Un programme d’activités est proposé – sortie photos dans deux parcs, barbecue une fois par mois, restaurant un midi par semaine. Et les personnes âgées se retrouvent à toute heure du jour, pour papoter au jardin… De la sorte, le sujet retrouve une sensation de bien-être qu’il avait perdue avant son intégration : ils parlent de ce centre comme de « la maison », et les proches reprennent le terme.
« Il existe une forte différence d’appréciation entre l’approche chinoise et européenne de la vieillesse : en Chine, la vieillesse est une maladie », explique Louis Martinet. « En France, nous abordions le problème de la même manière dans les années 80, quand notre société entrait dans une phase de vieillissement. Et c’est pourquoi aujourd’hui, nous pouvons leur offrir des solutions, 40 ans plus tard ». Au pays de la piété filiale, les familles chinoises ressentent l’obligation de garder leurs vieux parents auprès d’eux, même s’ils ne savent pas comment s’en occuper. Elles éprouvent honte et culpabilité à les confier à un centre, qu’elles ressentent comme un mouroir. Pour y remédier, l’oncologue Gu Jin proposait d’ailleurs lors de l’Assemblée Nationale Populaire, de sensibiliser la jeunesse dès l’école à la notion de deuil et d’accompagnement des personnes malades par plus d’attention et de confort.

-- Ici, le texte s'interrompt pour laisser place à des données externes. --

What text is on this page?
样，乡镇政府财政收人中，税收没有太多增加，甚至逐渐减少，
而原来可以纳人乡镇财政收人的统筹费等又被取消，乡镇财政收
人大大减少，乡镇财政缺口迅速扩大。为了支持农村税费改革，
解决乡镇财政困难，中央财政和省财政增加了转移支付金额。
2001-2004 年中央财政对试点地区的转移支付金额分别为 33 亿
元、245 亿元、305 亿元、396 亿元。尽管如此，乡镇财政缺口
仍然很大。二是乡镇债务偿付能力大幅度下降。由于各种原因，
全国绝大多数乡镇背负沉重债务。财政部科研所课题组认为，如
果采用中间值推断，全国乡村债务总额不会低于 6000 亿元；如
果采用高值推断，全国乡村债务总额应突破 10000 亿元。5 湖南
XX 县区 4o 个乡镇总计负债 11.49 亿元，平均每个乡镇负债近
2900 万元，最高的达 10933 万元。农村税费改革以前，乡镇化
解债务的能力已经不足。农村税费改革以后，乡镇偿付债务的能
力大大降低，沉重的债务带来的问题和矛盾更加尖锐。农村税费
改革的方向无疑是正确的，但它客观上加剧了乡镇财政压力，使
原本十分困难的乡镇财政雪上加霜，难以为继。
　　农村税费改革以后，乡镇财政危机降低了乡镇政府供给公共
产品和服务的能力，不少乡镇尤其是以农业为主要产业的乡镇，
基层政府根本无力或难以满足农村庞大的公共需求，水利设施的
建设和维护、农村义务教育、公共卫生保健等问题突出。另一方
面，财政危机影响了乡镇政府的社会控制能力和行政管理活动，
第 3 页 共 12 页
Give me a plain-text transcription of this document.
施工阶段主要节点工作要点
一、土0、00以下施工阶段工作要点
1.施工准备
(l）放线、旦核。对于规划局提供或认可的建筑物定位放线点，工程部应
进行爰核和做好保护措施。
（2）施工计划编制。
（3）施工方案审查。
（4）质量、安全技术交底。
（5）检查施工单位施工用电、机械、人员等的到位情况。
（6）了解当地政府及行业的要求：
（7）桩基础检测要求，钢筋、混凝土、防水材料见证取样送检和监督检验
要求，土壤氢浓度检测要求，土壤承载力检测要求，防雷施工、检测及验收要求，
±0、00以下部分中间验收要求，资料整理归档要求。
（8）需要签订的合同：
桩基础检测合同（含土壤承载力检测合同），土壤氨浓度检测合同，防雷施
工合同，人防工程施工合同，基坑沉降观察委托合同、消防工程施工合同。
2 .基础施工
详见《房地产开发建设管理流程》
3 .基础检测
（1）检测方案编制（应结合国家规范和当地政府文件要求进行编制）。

Et le prix dans tout ça ? « Ce type d’établissement n’est à la portée de tout le monde », remarque une employée chinoise, le coût mensuel étant bien plus élevé que le salaire moyen de région qui avoisine les 7000 yuans.
Mais Colisée et China Merchants visent à long terme—d’autres projets sont en cours. Rien que dans Shenzhen, le nombre des sexagénaires, clients potentiels, avoisine le million, et l’ensemble de la Chine en 2050, en comptera 400 millions, pour lesquels n’existe encore presque aucune structure d’accueil : « avec le partenaire chinois, conclut le responsable français, nous sondons le terrain et nous nous préparons pour un rendez-vous inévitable avec cette Chine du troisième âge ».
2 Commentaires
severy
16 mars 2019 à 20:19Excellent article.
Quand on pense qu’il faut six planches pour faire un cercueil, on comprend que les menuisiers sont faits pour s’entendre avec les boulangers car, avec l’accroissement de la population du troisième et du quatrième âge, tous les candidats à l’auréole vont donner à ces deux professions plein de pain sur la planche.
Laurence Liniere
16 mars 2019 à 23:00Félicitations pour la réussite de Colisee dans la réalisation de cet établissement bienveillant .
Architecte, j’ai activement participé à l’élaboration du projet architectural et humain et ai particulièrement apprécié le professionnalisme et l’ambition de Colisee.